2. Read `train.log`, `config.yaml`, `metrics.json`, the latest 2–3 rounds of `history.jsonl`.
3. LLM-reason over known failure modes:
   - `killed_by_safety` + wall_clock → params too large for budget → suggest smaller `hidden_dim` / `layers`.
   - `killed_by_safety` + NaN rate → loss instability → suggest lower learning rate, gradient clipping, or switch `loss` to `focal`.

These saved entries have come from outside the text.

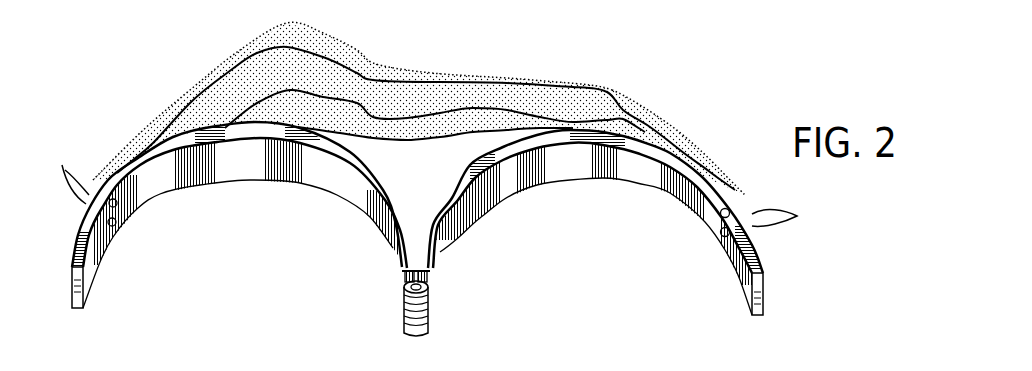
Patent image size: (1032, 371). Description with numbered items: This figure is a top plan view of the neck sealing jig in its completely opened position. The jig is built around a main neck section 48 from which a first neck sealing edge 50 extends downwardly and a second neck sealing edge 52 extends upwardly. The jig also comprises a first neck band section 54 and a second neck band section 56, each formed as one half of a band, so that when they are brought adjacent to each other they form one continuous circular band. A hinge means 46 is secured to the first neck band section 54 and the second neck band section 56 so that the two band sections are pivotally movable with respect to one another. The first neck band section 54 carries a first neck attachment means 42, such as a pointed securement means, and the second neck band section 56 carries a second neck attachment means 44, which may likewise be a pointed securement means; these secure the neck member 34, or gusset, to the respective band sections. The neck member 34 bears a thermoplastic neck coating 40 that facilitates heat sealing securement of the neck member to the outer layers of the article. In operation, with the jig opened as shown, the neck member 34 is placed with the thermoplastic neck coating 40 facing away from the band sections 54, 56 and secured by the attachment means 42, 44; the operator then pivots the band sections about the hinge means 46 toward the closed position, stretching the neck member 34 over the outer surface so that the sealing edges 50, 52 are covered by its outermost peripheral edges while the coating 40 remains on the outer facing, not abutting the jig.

The neck member 34 is at (387, 96).
The thermoplastic neck coating 40 is at (660, 121).
The first neck attachment means 42 is at (70, 167).
The second neck attachment means 44 is at (797, 216).
The hinge means 46 is at (432, 302).
The main neck section 48 is at (262, 166).
The first neck sealing edge 50 is at (217, 130).
The second neck sealing edge 52 is at (373, 243).
The first neck band section 54 is at (305, 180).
The second neck band section 56 is at (641, 175).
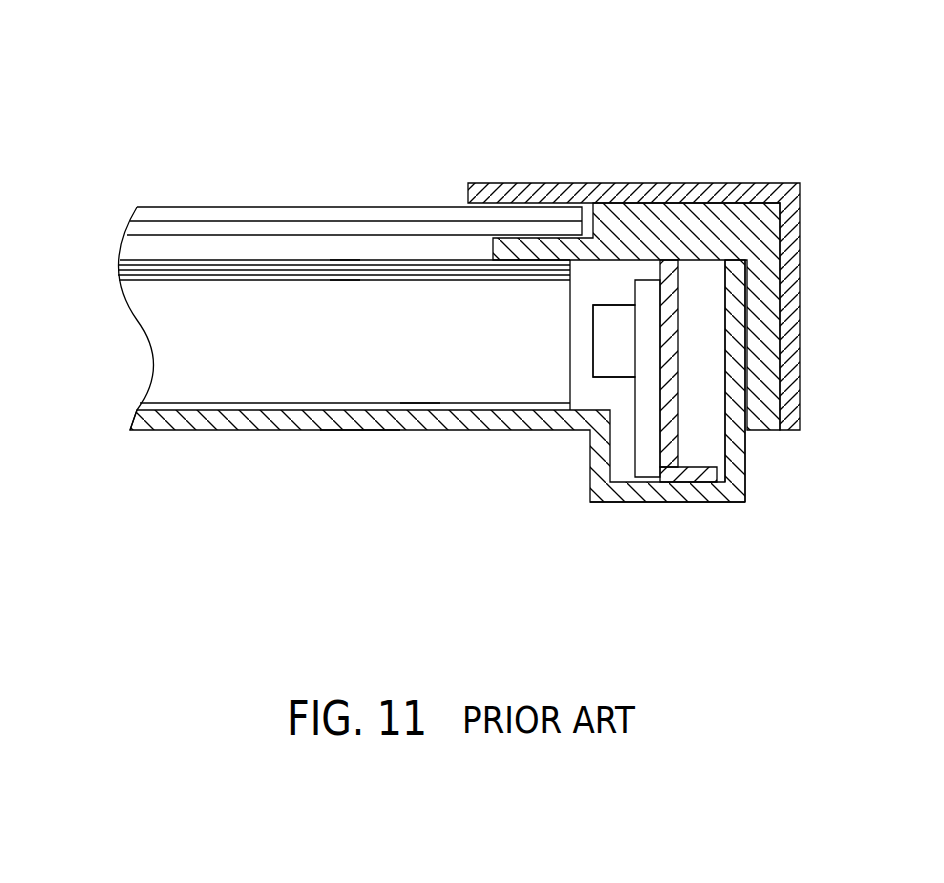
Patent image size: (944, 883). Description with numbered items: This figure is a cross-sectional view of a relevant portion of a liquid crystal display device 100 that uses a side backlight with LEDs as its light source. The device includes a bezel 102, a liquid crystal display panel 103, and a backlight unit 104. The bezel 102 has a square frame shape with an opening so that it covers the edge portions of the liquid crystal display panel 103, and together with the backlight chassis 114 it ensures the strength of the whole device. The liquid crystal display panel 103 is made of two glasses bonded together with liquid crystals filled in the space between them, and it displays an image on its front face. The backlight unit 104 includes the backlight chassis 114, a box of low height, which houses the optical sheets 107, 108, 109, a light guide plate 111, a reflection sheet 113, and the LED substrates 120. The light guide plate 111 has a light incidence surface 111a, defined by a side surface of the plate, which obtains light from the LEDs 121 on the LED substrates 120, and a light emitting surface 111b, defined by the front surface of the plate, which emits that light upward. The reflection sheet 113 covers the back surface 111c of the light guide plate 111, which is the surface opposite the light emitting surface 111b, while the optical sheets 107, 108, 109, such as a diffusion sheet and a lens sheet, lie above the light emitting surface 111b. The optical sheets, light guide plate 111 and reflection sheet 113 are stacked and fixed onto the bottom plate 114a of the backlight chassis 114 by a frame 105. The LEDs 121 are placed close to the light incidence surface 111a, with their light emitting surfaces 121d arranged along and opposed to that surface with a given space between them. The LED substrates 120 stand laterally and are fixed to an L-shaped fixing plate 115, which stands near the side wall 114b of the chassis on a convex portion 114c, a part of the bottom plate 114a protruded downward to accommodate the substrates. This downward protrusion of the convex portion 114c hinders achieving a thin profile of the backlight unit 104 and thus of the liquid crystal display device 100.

The liquid crystal display device 100 is at (143, 92).
The bezel 102 is at (647, 192).
The liquid crystal display panel 103 is at (290, 207).
The backlight unit 104 is at (331, 451).
The frame 105 is at (740, 233).
The optical sheet 107 is at (148, 265).
The optical sheet 108 is at (133, 268).
The optical sheet 109 is at (132, 277).
The light guide plate 111 is at (163, 350).
The light incidence surface 111a is at (582, 340).
The light emitting surface 111b is at (340, 280).
The back surface 111c is at (427, 403).
The reflection sheet 113 is at (158, 408).
The backlight chassis 114 is at (222, 432).
The bottom plate 114a is at (375, 420).
The side wall 114b is at (738, 297).
The convex portion 114c is at (660, 488).
The fixing plate 115 is at (687, 473).
The LED substrate 120 is at (632, 437).
The LED 121 is at (612, 377).
The light emitting surface of LED 121d is at (595, 363).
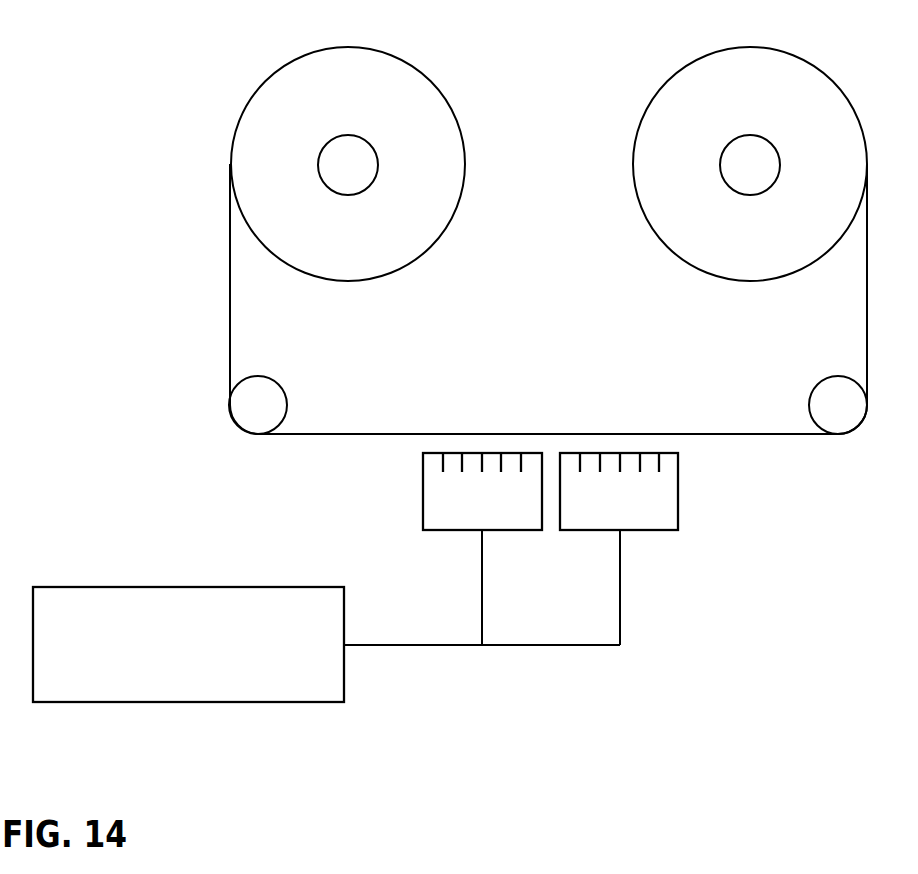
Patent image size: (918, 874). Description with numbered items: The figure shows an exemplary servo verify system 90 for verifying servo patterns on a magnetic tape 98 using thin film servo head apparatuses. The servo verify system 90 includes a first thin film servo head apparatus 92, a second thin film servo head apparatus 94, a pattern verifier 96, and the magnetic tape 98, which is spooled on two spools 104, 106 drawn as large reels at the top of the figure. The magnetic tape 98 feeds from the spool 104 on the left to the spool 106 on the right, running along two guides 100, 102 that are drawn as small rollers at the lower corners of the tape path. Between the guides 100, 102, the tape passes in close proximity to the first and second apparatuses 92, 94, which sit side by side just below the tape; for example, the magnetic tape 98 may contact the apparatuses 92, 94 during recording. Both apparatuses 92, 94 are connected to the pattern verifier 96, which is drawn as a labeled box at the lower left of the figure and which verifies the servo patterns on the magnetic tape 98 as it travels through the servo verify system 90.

   - `compile_error` → DSL syntax → show offending field + schema expected value.
   - `train_error` + VRAM → OOM → suggest smaller batch_size or profile=dev.
4. Write `round_N/diagnosis.md` with:
   - Root cause (1 sentence)
   - Evidence citation (log line numbers)
   - Recommended fix (as a patched DSL YAML snippet)
   - **Do NOT apply** the fix — the user runs it themselves.

## Tool-use
- Read only. Never Edit or Write outside the `diagnosis.md` file.